# Doubt regarding definition of converging sequence.

I am currently studying about converging sequence in my Real Analysis class.

The definition of a converging sequence is

A sequence of real numbers converges to a real number a if, for every positive number $$\epsilon$$, there exists an $$N \in \mathbb N$$ such that for all $$n ≥ N$$, $$|a_n - a| < \varepsilon$$.

However instead of using $$\varepsilon$$ why can't we just define it as follows.

A sequence of real numbers converges to a real number if, $$\forall\ n\ \in \mathbb N$$ and $$n > 2$$, $$|a_n-a_{n-1}| < |a_{n-1}-a_{n-2}|$$.

Any help would be appreciated.

• So I guess you don't like the idea that the sequence $1,2,5,10,1,1,1,1,1,\cdots$ might converge to $1$?
– user239203
Aug 21, 2019 at 17:10
• Also, your definition is completely oblivious of the fact that a sequence should converge to some number. It's like saying that "a convergent sequence is a sequence such that every five terms there is a positive one". Good for you, but what's the distinguishing feature between any two such sequences?
– user239203
Aug 21, 2019 at 17:24
• No constant sequence satisfies you condition. Aug 21, 2019 at 17:31

I think the other folks who've commented and answered have done a good job explaining why you can't use the explicit definition you've given, but I also think your basic intuition is in the right place. The definition you've given is the standard one, but there is also the idea of a Cauchy sequence in real analysis, which is what I think you are trying to aim at.

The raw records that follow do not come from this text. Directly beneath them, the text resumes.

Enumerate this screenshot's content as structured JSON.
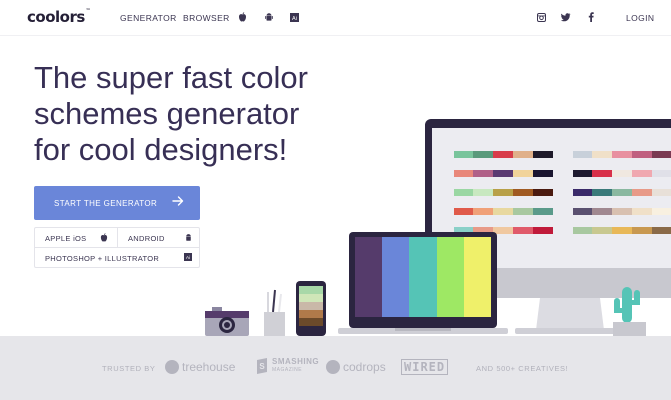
{
  "nav": {
    "logo": "coolors",
    "logo_mark": "™",
    "generator": "GENERATOR",
    "browser": "BROWSER",
    "login": "LOGIN",
    "icons": [
      "apple-icon",
      "android-icon",
      "adobe-icon",
      "instagram-icon",
      "twitter-icon",
      "facebook-icon"
    ]
  },
  "hero": {
    "headline_1": "The super fast color",
    "headline_2": "schemes generator",
    "headline_3": "for cool designers!",
    "cta_label": "START THE GENERATOR",
    "platforms": {
      "ios": "APPLE iOS",
      "android": "ANDROID",
      "adobe": "PHOTOSHOP + ILLUSTRATOR"
    }
  },
  "footer": {
    "trusted_by": "TRUSTED BY",
    "brands": [
      "treehouse",
      "SMASHING",
      "codrops",
      "WIRED"
    ],
    "smashing_sub": "MAGAZINE",
    "more": "AND 500+ CREATIVES!"
  },
  "colors": {
    "accent": "#6a86d9",
    "heading": "#372f55",
    "laptop_palette": [
      "#553b6b",
      "#6a86d9",
      "#55c4b6",
      "#9ee864",
      "#eff06a"
    ],
    "phone_palette": [
      "#a8d8a8",
      "#cfe6b8",
      "#c9b8a8",
      "#b07a4a",
      "#6b4a2a"
    ]
  }
}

Specifically, if you check out Rudin's Principles of Mathematical Analysis (3rd Ed.), he proves that every sequence in $$R^k$$ converges if and only if it is Cauchy. See theorem 3.11 in that work.

No, we can't. For instance, if $$a_n=\sum_{k=1}^n\frac1k$$, then the condition that you stated holds, but $$(a_n)_{n\in\mathbb N}$$ diverges.

On the other hand, the sequence $$0,1,0,0,0,0,\ldots$$ converges, but your condition doesn't holds for it.

• The sequence $0,1,0,0,0,0,\dots$ doesn't converge?
– zhw.
Aug 21, 2019 at 17:20
• I wrote the opposite of what I meant. What do you think now? Aug 21, 2019 at 17:26

An equivalent def'n of $$A=\lim_{n\to \infty}a_n$$ is that whenever $$r>0 ,$$ the set $$\{n\in \Bbb N: a_n\not \in (A-r,A+r)\}$$ is finite. Verbally we can say this as: Each neighborhood of $$A$$ (no matter how small) contains $$a_n$$ for all but finitely many $$n\in \Bbb N$$.

This does not require $$a_n$$ to progress in any "orderly fashion" towards $$A$$ as $$n$$ increases. For example if $$a_n=2^{-n}$$ when $$n$$ is odd and $$a_n=10^{-n}$$ when $$n$$ is even then $$a_n\to 0.$$